As Keynes did before him, Michel Rocard believes that absolute priority must be given to reducing unemployment. If only for the good health of public finances, since a worker does not receive public allowances and pays taxes. "Saving pensions requires a drop in unemployment," he also told his audience, who then felt concerned. But he does not forget finance and advocates a collective exercise in long-term reflection, including politicians, journalists, bosses and unions. This, by the need to rediscover together "financial balances from private savings not swallowed up by the speculative markets".
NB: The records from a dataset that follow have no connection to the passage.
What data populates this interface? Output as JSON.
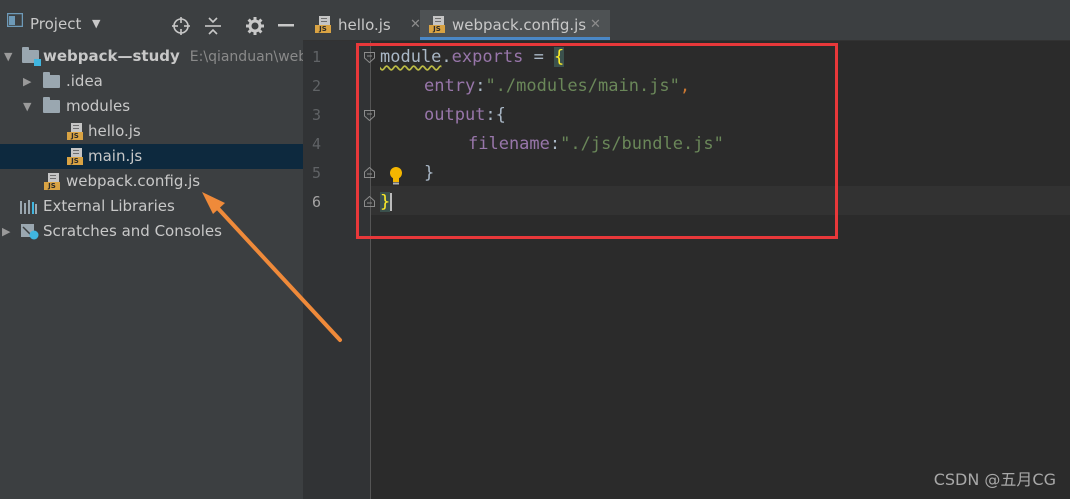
{
  "sidebar": {
    "title": "Project",
    "tree": [
      {
        "label": "webpack—study",
        "path": "E:\\qianduan\\webpack—study",
        "type": "module",
        "expanded": true
      },
      {
        "label": ".idea",
        "type": "folder",
        "expanded": false
      },
      {
        "label": "modules",
        "type": "folder",
        "expanded": true
      },
      {
        "label": "hello.js",
        "type": "js"
      },
      {
        "label": "main.js",
        "type": "js",
        "selected": true
      },
      {
        "label": "webpack.config.js",
        "type": "js"
      },
      {
        "label": "External Libraries",
        "type": "libraries"
      },
      {
        "label": "Scratches and Consoles",
        "type": "scratches",
        "expanded": false
      }
    ],
    "js_badge": "JS"
  },
  "tabs": [
    {
      "label": "hello.js",
      "active": false
    },
    {
      "label": "webpack.config.js",
      "active": true
    }
  ],
  "editor": {
    "line_numbers": [
      "1",
      "2",
      "3",
      "4",
      "5",
      "6"
    ],
    "current_line": 6,
    "code": {
      "l1_module": "module",
      "l1_dot": ".",
      "l1_exports": "exports",
      "l1_eq": " = ",
      "l1_brace": "{",
      "l2_key": "entry",
      "l2_colon": ":",
      "l2_value": "\"./modules/main.js\"",
      "l2_comma": ",",
      "l3_key": "output",
      "l3_colon": ":",
      "l3_brace": "{",
      "l4_key": "filename",
      "l4_colon": ":",
      "l4_value": "\"./js/bundle.js\"",
      "l5_brace": "}",
      "l6_brace": "}"
    }
  },
  "watermark": "CSDN @五月CG",
  "colors": {
    "annotation_box": "#e8383a",
    "arrow": "#ef8a3a",
    "tab_accent": "#4a88c7"
  }
}
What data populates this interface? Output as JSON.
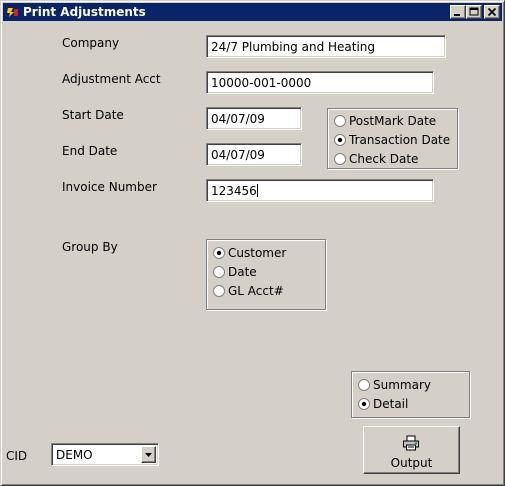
{
  "window": {
    "title": "Print Adjustments",
    "title_bar_color": "#0a246a",
    "background_color": "#d4d0c8"
  },
  "fields": {
    "company": {
      "label": "Company",
      "value": "24/7 Plumbing and Heating"
    },
    "adjustment_acct": {
      "label": "Adjustment Acct",
      "value": "10000-001-0000"
    },
    "start_date": {
      "label": "Start Date",
      "value": "04/07/09"
    },
    "end_date": {
      "label": "End Date",
      "value": "04/07/09"
    },
    "invoice_number": {
      "label": "Invoice Number",
      "value": "123456"
    }
  },
  "date_type": {
    "options": [
      "PostMark Date",
      "Transaction Date",
      "Check Date"
    ],
    "selected": "Transaction Date"
  },
  "group_by": {
    "label": "Group By",
    "options": [
      "Customer",
      "Date",
      "GL Acct#"
    ],
    "selected": "Customer"
  },
  "report_detail": {
    "options": [
      "Summary",
      "Detail"
    ],
    "selected": "Detail"
  },
  "output_button": {
    "label": "Output",
    "icon": "printer-icon"
  },
  "cid": {
    "label": "CID",
    "value": "DEMO"
  }
}
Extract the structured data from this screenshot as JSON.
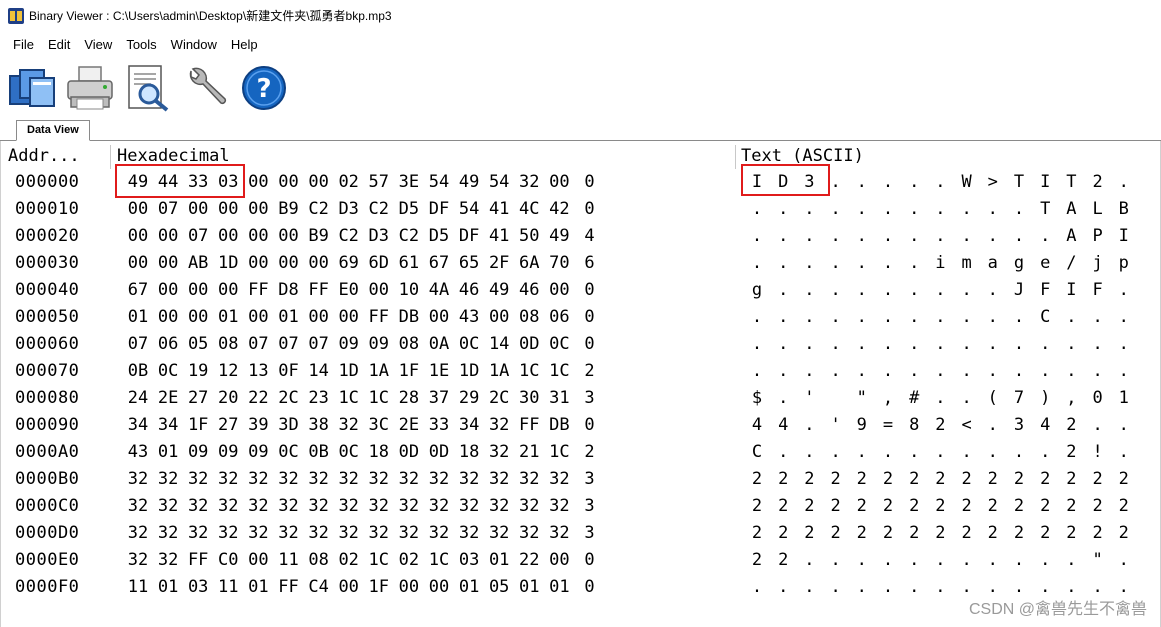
{
  "window": {
    "title": "Binary Viewer : C:\\Users\\admin\\Desktop\\新建文件夹\\孤勇者bkp.mp3"
  },
  "menu": [
    {
      "label": "File"
    },
    {
      "label": "Edit"
    },
    {
      "label": "View"
    },
    {
      "label": "Tools"
    },
    {
      "label": "Window"
    },
    {
      "label": "Help"
    }
  ],
  "toolbar": [
    {
      "icon": "open-files-icon"
    },
    {
      "icon": "printer-icon"
    },
    {
      "icon": "print-preview-icon"
    },
    {
      "icon": "wrench-icon"
    },
    {
      "icon": "help-icon"
    }
  ],
  "tabs": [
    {
      "label": "Data View"
    }
  ],
  "view": {
    "addr_header": "Addr...",
    "hex_header": "Hexadecimal",
    "text_header": "Text (ASCII)",
    "rows": [
      {
        "addr": "000000",
        "hex": [
          "49",
          "44",
          "33",
          "03",
          "00",
          "00",
          "00",
          "02",
          "57",
          "3E",
          "54",
          "49",
          "54",
          "32",
          "00",
          "0"
        ],
        "text": [
          "I",
          "D",
          "3",
          ".",
          ".",
          ".",
          ".",
          ".",
          "W",
          ">",
          "T",
          "I",
          "T",
          "2",
          "."
        ]
      },
      {
        "addr": "000010",
        "hex": [
          "00",
          "07",
          "00",
          "00",
          "00",
          "B9",
          "C2",
          "D3",
          "C2",
          "D5",
          "DF",
          "54",
          "41",
          "4C",
          "42",
          "0"
        ],
        "text": [
          ".",
          ".",
          ".",
          ".",
          ".",
          ".",
          ".",
          ".",
          ".",
          ".",
          ".",
          "T",
          "A",
          "L",
          "B"
        ]
      },
      {
        "addr": "000020",
        "hex": [
          "00",
          "00",
          "07",
          "00",
          "00",
          "00",
          "B9",
          "C2",
          "D3",
          "C2",
          "D5",
          "DF",
          "41",
          "50",
          "49",
          "4"
        ],
        "text": [
          ".",
          ".",
          ".",
          ".",
          ".",
          ".",
          ".",
          ".",
          ".",
          ".",
          ".",
          ".",
          "A",
          "P",
          "I"
        ]
      },
      {
        "addr": "000030",
        "hex": [
          "00",
          "00",
          "AB",
          "1D",
          "00",
          "00",
          "00",
          "69",
          "6D",
          "61",
          "67",
          "65",
          "2F",
          "6A",
          "70",
          "6"
        ],
        "text": [
          ".",
          ".",
          ".",
          ".",
          ".",
          ".",
          ".",
          "i",
          "m",
          "a",
          "g",
          "e",
          "/",
          "j",
          "p"
        ]
      },
      {
        "addr": "000040",
        "hex": [
          "67",
          "00",
          "00",
          "00",
          "FF",
          "D8",
          "FF",
          "E0",
          "00",
          "10",
          "4A",
          "46",
          "49",
          "46",
          "00",
          "0"
        ],
        "text": [
          "g",
          ".",
          ".",
          ".",
          ".",
          ".",
          ".",
          ".",
          ".",
          ".",
          "J",
          "F",
          "I",
          "F",
          "."
        ]
      },
      {
        "addr": "000050",
        "hex": [
          "01",
          "00",
          "00",
          "01",
          "00",
          "01",
          "00",
          "00",
          "FF",
          "DB",
          "00",
          "43",
          "00",
          "08",
          "06",
          "0"
        ],
        "text": [
          ".",
          ".",
          ".",
          ".",
          ".",
          ".",
          ".",
          ".",
          ".",
          ".",
          ".",
          "C",
          ".",
          ".",
          "."
        ]
      },
      {
        "addr": "000060",
        "hex": [
          "07",
          "06",
          "05",
          "08",
          "07",
          "07",
          "07",
          "09",
          "09",
          "08",
          "0A",
          "0C",
          "14",
          "0D",
          "0C",
          "0"
        ],
        "text": [
          ".",
          ".",
          ".",
          ".",
          ".",
          ".",
          ".",
          ".",
          ".",
          ".",
          ".",
          ".",
          ".",
          ".",
          "."
        ]
      },
      {
        "addr": "000070",
        "hex": [
          "0B",
          "0C",
          "19",
          "12",
          "13",
          "0F",
          "14",
          "1D",
          "1A",
          "1F",
          "1E",
          "1D",
          "1A",
          "1C",
          "1C",
          "2"
        ],
        "text": [
          ".",
          ".",
          ".",
          ".",
          ".",
          ".",
          ".",
          ".",
          ".",
          ".",
          ".",
          ".",
          ".",
          ".",
          "."
        ]
      },
      {
        "addr": "000080",
        "hex": [
          "24",
          "2E",
          "27",
          "20",
          "22",
          "2C",
          "23",
          "1C",
          "1C",
          "28",
          "37",
          "29",
          "2C",
          "30",
          "31",
          "3"
        ],
        "text": [
          "$",
          ".",
          "'",
          " ",
          "\"",
          ",",
          "#",
          ".",
          ".",
          "(",
          "7",
          ")",
          ",",
          "0",
          "1"
        ]
      },
      {
        "addr": "000090",
        "hex": [
          "34",
          "34",
          "1F",
          "27",
          "39",
          "3D",
          "38",
          "32",
          "3C",
          "2E",
          "33",
          "34",
          "32",
          "FF",
          "DB",
          "0"
        ],
        "text": [
          "4",
          "4",
          ".",
          "'",
          "9",
          "=",
          "8",
          "2",
          "<",
          ".",
          "3",
          "4",
          "2",
          ".",
          "."
        ]
      },
      {
        "addr": "0000A0",
        "hex": [
          "43",
          "01",
          "09",
          "09",
          "09",
          "0C",
          "0B",
          "0C",
          "18",
          "0D",
          "0D",
          "18",
          "32",
          "21",
          "1C",
          "2"
        ],
        "text": [
          "C",
          ".",
          ".",
          ".",
          ".",
          ".",
          ".",
          ".",
          ".",
          ".",
          ".",
          ".",
          "2",
          "!",
          "."
        ]
      },
      {
        "addr": "0000B0",
        "hex": [
          "32",
          "32",
          "32",
          "32",
          "32",
          "32",
          "32",
          "32",
          "32",
          "32",
          "32",
          "32",
          "32",
          "32",
          "32",
          "3"
        ],
        "text": [
          "2",
          "2",
          "2",
          "2",
          "2",
          "2",
          "2",
          "2",
          "2",
          "2",
          "2",
          "2",
          "2",
          "2",
          "2"
        ]
      },
      {
        "addr": "0000C0",
        "hex": [
          "32",
          "32",
          "32",
          "32",
          "32",
          "32",
          "32",
          "32",
          "32",
          "32",
          "32",
          "32",
          "32",
          "32",
          "32",
          "3"
        ],
        "text": [
          "2",
          "2",
          "2",
          "2",
          "2",
          "2",
          "2",
          "2",
          "2",
          "2",
          "2",
          "2",
          "2",
          "2",
          "2"
        ]
      },
      {
        "addr": "0000D0",
        "hex": [
          "32",
          "32",
          "32",
          "32",
          "32",
          "32",
          "32",
          "32",
          "32",
          "32",
          "32",
          "32",
          "32",
          "32",
          "32",
          "3"
        ],
        "text": [
          "2",
          "2",
          "2",
          "2",
          "2",
          "2",
          "2",
          "2",
          "2",
          "2",
          "2",
          "2",
          "2",
          "2",
          "2"
        ]
      },
      {
        "addr": "0000E0",
        "hex": [
          "32",
          "32",
          "FF",
          "C0",
          "00",
          "11",
          "08",
          "02",
          "1C",
          "02",
          "1C",
          "03",
          "01",
          "22",
          "00",
          "0"
        ],
        "text": [
          "2",
          "2",
          ".",
          ".",
          ".",
          ".",
          ".",
          ".",
          ".",
          ".",
          ".",
          ".",
          ".",
          "\"",
          "."
        ]
      },
      {
        "addr": "0000F0",
        "hex": [
          "11",
          "01",
          "03",
          "11",
          "01",
          "FF",
          "C4",
          "00",
          "1F",
          "00",
          "00",
          "01",
          "05",
          "01",
          "01",
          "0"
        ],
        "text": [
          ".",
          ".",
          ".",
          ".",
          ".",
          ".",
          ".",
          ".",
          ".",
          ".",
          ".",
          ".",
          ".",
          ".",
          "."
        ]
      }
    ]
  },
  "watermark": "CSDN @禽兽先生不禽兽",
  "colors": {
    "highlight": "#e01b1b",
    "help_blue": "#1565c0"
  }
}
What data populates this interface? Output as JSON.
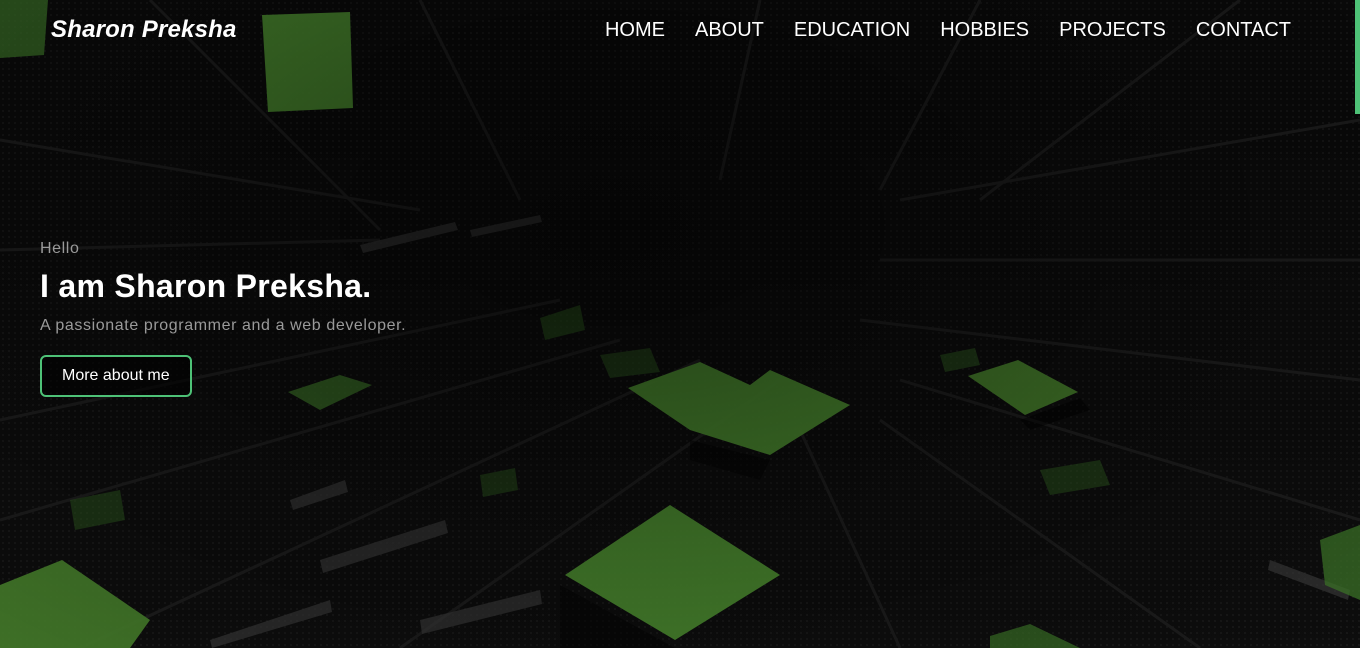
{
  "brand": {
    "name": "Sharon Preksha"
  },
  "nav": {
    "items": [
      {
        "label": "HOME"
      },
      {
        "label": "ABOUT"
      },
      {
        "label": "EDUCATION"
      },
      {
        "label": "HOBBIES"
      },
      {
        "label": "PROJECTS"
      },
      {
        "label": "CONTACT"
      }
    ]
  },
  "hero": {
    "greeting": "Hello",
    "title": "I am Sharon Preksha.",
    "subtitle": "A passionate programmer and a web developer.",
    "button_label": "More about me"
  },
  "colors": {
    "accent": "#4ec277",
    "tile_green": "#4e8f32",
    "background": "#070707",
    "text_primary": "#ffffff",
    "text_muted": "#9a9a9a"
  }
}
The TEPA law is an "insult" to some French people
The floor of real estate professionals remained rather unmoved by the macroeconomic reasoning developed by the former Prime Minister then relaxed when Michel Rocard teased his comrades from the Socialist Party, when commenting on the recent tax reforms of the government. According to him, for some time now, the battles inside the party and the media machine "which no longer demands that we think but that we argue" have "discouraged the function of thinking inside the party ". This triggered a general burst of laughter in the audience, quickly tempered when the former minister retorted: "Opposite it is not better".
The room will remain all the more silent when, almost apologizing for making his remarks, Michel Rocard described the TEPA law of the Sarkozy government "as an insult to this part of the French people who earn a bad living", arguing that "giving priority to the richest is unacceptable". However, he regrets that the 2012 electoral confrontation suddenly took place on the theme of tax revenge.
Michel Rocard nonetheless welcomed the Ayrault government's 20 billion euro competitiveness pact, which he considers to be a good start; and above all revealing of the finding on the part of the political class that certain cogs of the French economy do not work. As evidenced by the growing share of bankruptcies of its SMEs, the decline in hourly labor productivity, the poor state of foreign trade or the loss of power vis-à-vis Asia.